Interesting reactions to my post about the “jam experiment,” which purported to show that consumers bought less jam when confronted with more choices.
One fella named Chip S. came along to say that the whole argument was a ridiculous strawman; nobody really believes that result.
Chip S. was annoyed because I had posited, without doing research on it, that this study would be the type of thing Big Media and Freakonomics types would write about:
You can easily see journalists writing an article that wows the public. Call the Freakonomics guys. Can’t you envision a section of a chapter talking about this surprising result, and discussing the likely reasons for it? Perhaps the shoppers were paralyzed by indecision when presented with so many choices. Valuable information, certainly, for any marketer to know.
Valuable — and almost certainly wrong.
Was I wrong that this would be the sort of study Big Media and Freakonomics types would jump on?
Please. Would I ask the question so publicly if the answer were unflattering to my predictive powers?
I looked this evening. There is a New York Times article pushing the idea. There is a book that features the study as an example of how choice can paralyze people. There are blog posts making the same point. And plenty of my commenters came out in support of the jam study’s conclusion — seemingly overlooking Manzi’s assertion (as reported by my post) that, if anything, studies show the opposite of what the jam experiment purports to show.
Why, as it turns out, even the Freakonomics people wrote about it. What is especially funny about their post is that they clearly love the counter-intuitive finding, admit that it fits their preconceptions — and then quote someone showing the study’s results cannot be replicated consistently . . . and then . . . and then conclude that, hey, maybe people should streamline choices anyway:
So even if jam studies of the future prove inconclusive, it still seems wise to streamline choices whose complexity might otherwise hamper a good outcome.
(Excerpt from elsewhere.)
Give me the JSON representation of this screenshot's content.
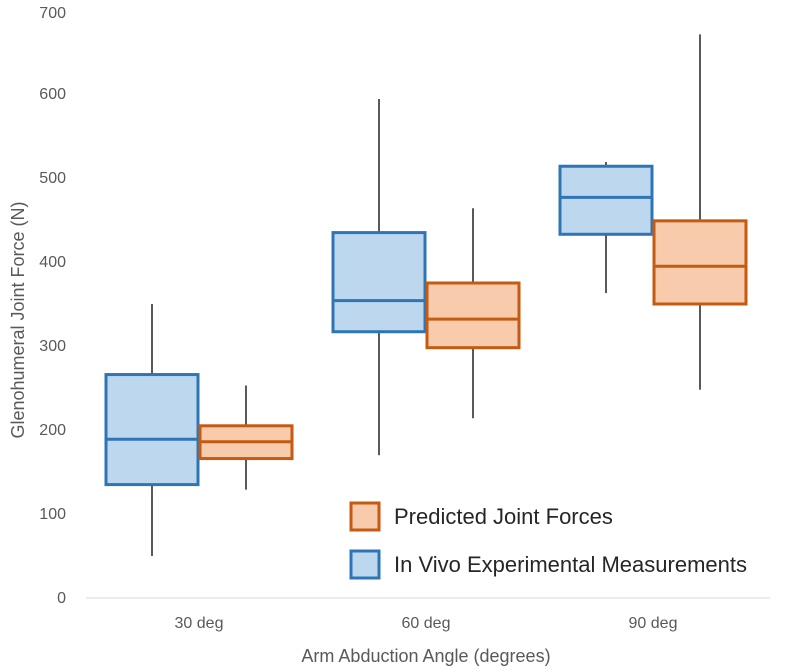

In other words, the result is just so much fun, it’s a shame to toss it overboard just because it cannot be shown to be accurate.
People love this so much, I thought I would look for Manzi talking about this in a written format, and let him make the argument himself, rather than have me report to you about something I heard in a podcast. So I found Manzi discussing this in more detail at the Corner and thought it was worth quoting at length:
What are the odds that we would see one randomly chosen group of about 100 of the people who were given a coupon have a redemption rate that is ten times as large as another similarly sized random group of people given the exact same coupon? It’s larger than you might think. Consider an example. A recent in-store coupon executed by a large-format grocery-store chain was distributed to more than 1.3 million shoppers. I randomly divided them into about 13,000 groups of 100 shoppers each. I then randomly paired each of these groups with one other, creating about 6,500 randomly matched pairs of randomly selected groups of 100 shoppers. In a little over 9 percent of these pairings, the redemption rate was at least ten times as high in one group as in its matched pair. The jam experiment, by this simplified and indicative metric, would fail to achieve standard measures of statistical confidence required to reject the hypothesis that this was just random variation.
And while the specifics will vary for any given coupon – based on characteristics like product category, average redemption rate, time of year, and so forth – this indicative analysis almost certainly understates the actual probability of seeing this much difference between the two groups in the experiment. The two groups of jam buyers were not assigned randomly. Because the experiment was done for a total of ten hours in only one store, and because shoppers were grouped in hourly chunks, there are all kinds of reasons why the people who happened to show up during the five hours of limited assortment might have different propensity to respond to one-dollar-off coupons for a specific line of jams than those who arrived in the other five hour period. Maybe a soccer game finished at some specific time, and several of the parents who share similar propensities versus the average shopper came in nearly together, or maybe a bad traffic jam in a part of town with non-average propensity to respond to the coupon dissuaded several people from going to the store at one time versus another. Remember, all of the inference is built on the purchase of a grand total of 35 jars of jam. This is one reason why rigorous retail experiments, when a lot of money is at stake, are typically executed for dozens of randomly assigned stores for a period of weeks — and even sample sizes like that are pushing the envelope of causal inference.
But the result is at least interesting, and the right way to figure out whether or not the result is valid and generalizable is replication. Over the past ten years, a number of such experiments have been done by academics to evaluate the asserted paradox of choice for product categories ranging from mp3 players to mutual funds, and a paper was published in February (Scheibehenne, et al.) that conducted a meta-analysis of 50 of them (h/t Tim Harford). Across all of these experiments, the average effect of increasing choice on consumption or satisfaction was “virtually zero.” Further, this meta-analysis showed a positive average effect of increasing choices for those experiments that, like the jam experiment, tested the effect of choice on consumption quantity, rather than some measure of satisfaction, as the outcome. That is, when it comes to sales, more choice is better.
This is consistent with all of the unpublished assortment experiments that I’ve seen, and should not be surprising. As a store adds more and more products to a given product line assortment – say, canned soup – sales will rise sub-linearly with product count.
The key, again, is whether repeated experiments produce a predictable result — not how much fun the answer is, or whether it is in line with your preconceptions.
It’s a hard lesson to remember, but I think it’s a valuable one.